9. A method for analysis of a cell free complex comprising circulating, cell-free nucleic acid and associated cellular components, the method comprising isolating the cell free complex by subjecting a sample containing the cell free complex to centrifugation, optionally further processing the cell free complex and analyzing the nucleic acid, associated cellular components or a combination of the foregoing to determine a characteristic of the nucleic acid, associated cellular components or a combination of the foregoing.

10. The method of claim 9, wherein the method further comprises isolating at least one cell-free nucleic acid from the complex.

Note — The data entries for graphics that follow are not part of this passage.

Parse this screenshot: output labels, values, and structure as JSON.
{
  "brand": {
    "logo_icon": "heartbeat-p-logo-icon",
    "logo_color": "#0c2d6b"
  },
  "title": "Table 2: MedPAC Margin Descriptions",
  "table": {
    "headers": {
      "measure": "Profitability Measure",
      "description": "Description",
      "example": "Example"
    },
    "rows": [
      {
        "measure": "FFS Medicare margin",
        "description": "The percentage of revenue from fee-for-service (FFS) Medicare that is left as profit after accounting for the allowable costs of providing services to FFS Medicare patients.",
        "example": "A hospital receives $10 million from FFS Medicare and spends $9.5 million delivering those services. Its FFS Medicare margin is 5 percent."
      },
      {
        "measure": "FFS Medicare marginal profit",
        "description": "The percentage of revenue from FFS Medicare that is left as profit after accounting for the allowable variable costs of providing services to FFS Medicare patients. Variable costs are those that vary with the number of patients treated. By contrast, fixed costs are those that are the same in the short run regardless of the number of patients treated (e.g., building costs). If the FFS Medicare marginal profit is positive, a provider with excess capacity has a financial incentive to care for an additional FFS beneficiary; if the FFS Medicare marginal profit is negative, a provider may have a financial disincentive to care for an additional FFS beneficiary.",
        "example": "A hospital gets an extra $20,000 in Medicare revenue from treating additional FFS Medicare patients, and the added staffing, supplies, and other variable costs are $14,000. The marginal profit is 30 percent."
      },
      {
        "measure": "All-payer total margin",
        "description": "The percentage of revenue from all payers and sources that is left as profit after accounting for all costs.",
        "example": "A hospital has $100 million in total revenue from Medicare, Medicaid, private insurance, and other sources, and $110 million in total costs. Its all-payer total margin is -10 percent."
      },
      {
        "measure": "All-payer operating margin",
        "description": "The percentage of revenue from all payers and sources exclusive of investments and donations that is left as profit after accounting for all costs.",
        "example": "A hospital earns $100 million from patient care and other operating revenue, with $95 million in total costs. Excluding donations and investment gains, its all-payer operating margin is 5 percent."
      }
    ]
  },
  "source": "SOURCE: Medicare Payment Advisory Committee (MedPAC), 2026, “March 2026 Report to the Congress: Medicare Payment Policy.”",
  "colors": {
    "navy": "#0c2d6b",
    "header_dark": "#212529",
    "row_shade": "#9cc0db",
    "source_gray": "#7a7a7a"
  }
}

11. The method of claim 10, wherein the cell-free nucleic acid is associated with a cellular component.

12. The method of claim 12, wherein the cellular component is such as a polypeptide or a lipid.

13. The method of claim 9, wherein the cell-free nucleic acid is DNA or RNA.

14. The method of claim 9, wherein the centrifugation is density gradient ultracentrifugation.

15. (canceled)

16. The method of claim 15, wherein the density gradient has a buoyant density from 1.3 to 1.45 g/cm3.

17. The method of claim 9, wherein the characteristic is a nucleic acid characteristic, a polypeptide characteristic or a lipid characteristic.

18. The method of claim 9, wherein the nucleic acid characteristic is presence of a mutation, presence of a polymorphism, methylation state, concentration of a nucleic acid, level of expression of a nucleic acid, a nucleic acid profile or a combination of the foregoing.

19. The method of claim 9, wherein the polypeptide characteristic is presence of a mutation, the presence of post-translational modification, presence of insertions or deletions, concentration of a polypeptide, the expression level of a polypeptide, a polypeptide profile or a combination of the foregoing.

20. The method of claim 9, wherein the lipid characteristic is presence of altered forms of a lipid, the presence of a lipid modification, the concentration, the expression level of a lipid, the lipid profile or a combination of the foregoing.

21. A method for determining a biologically relevant profile of a subject, the method comprising isolating a cell free complex comprising circulating, cell-free nucleic acid and associated cellular components by subjecting a sample containing the cell free complex to centrifugation, optionally further processing the cell free complex and identifying a plurality of nucleic acids or associated cellular components to produce the profile.

22. The method of claim 22 further comprising comparing the profile of the subject to a corresponding profile indicative of a disease state and determining the subject is suffering from or at risk for a particular disease or condition if the subject profile contains one or more characteristics of the corresponding profile indicative of a disease state

23. The method of claim 22, wherein a plurality of nucleic acids are identified to create a genetic profile.

24. The method of claim 22, wherein the associated cellular components are a polypeptide or a lipid.

25. The method of claim 24, wherein a plurality of polypeptides are identified to create a polypeptide profile.

26. The method of claim 24, wherein a plurality of lipids are identified to create a lipid profile.

27. The method of claim 21, wherein the method further comprises isolating at least one cell-free nucleic acid from the complex.

28. The method of claim 27, wherein the cell-free nucleic acid is associated with a cellular component.

29. The method of claim 28, wherein the cellular component is a polypeptide or a lipid.

30. The method of claim 22, wherein the cell-free nucleic acid is DNA or RNA.

31. The method of claim 22, wherein the centrifugation is density gradient ultracentrifugation.

32. (canceled)

33. The method of claim 32, wherein the density gradient has a buoyant density from 1.3 to 1.45 g/cm3.

34. The method of claim 22, wherein the corresponding profile is a disease fingerprint.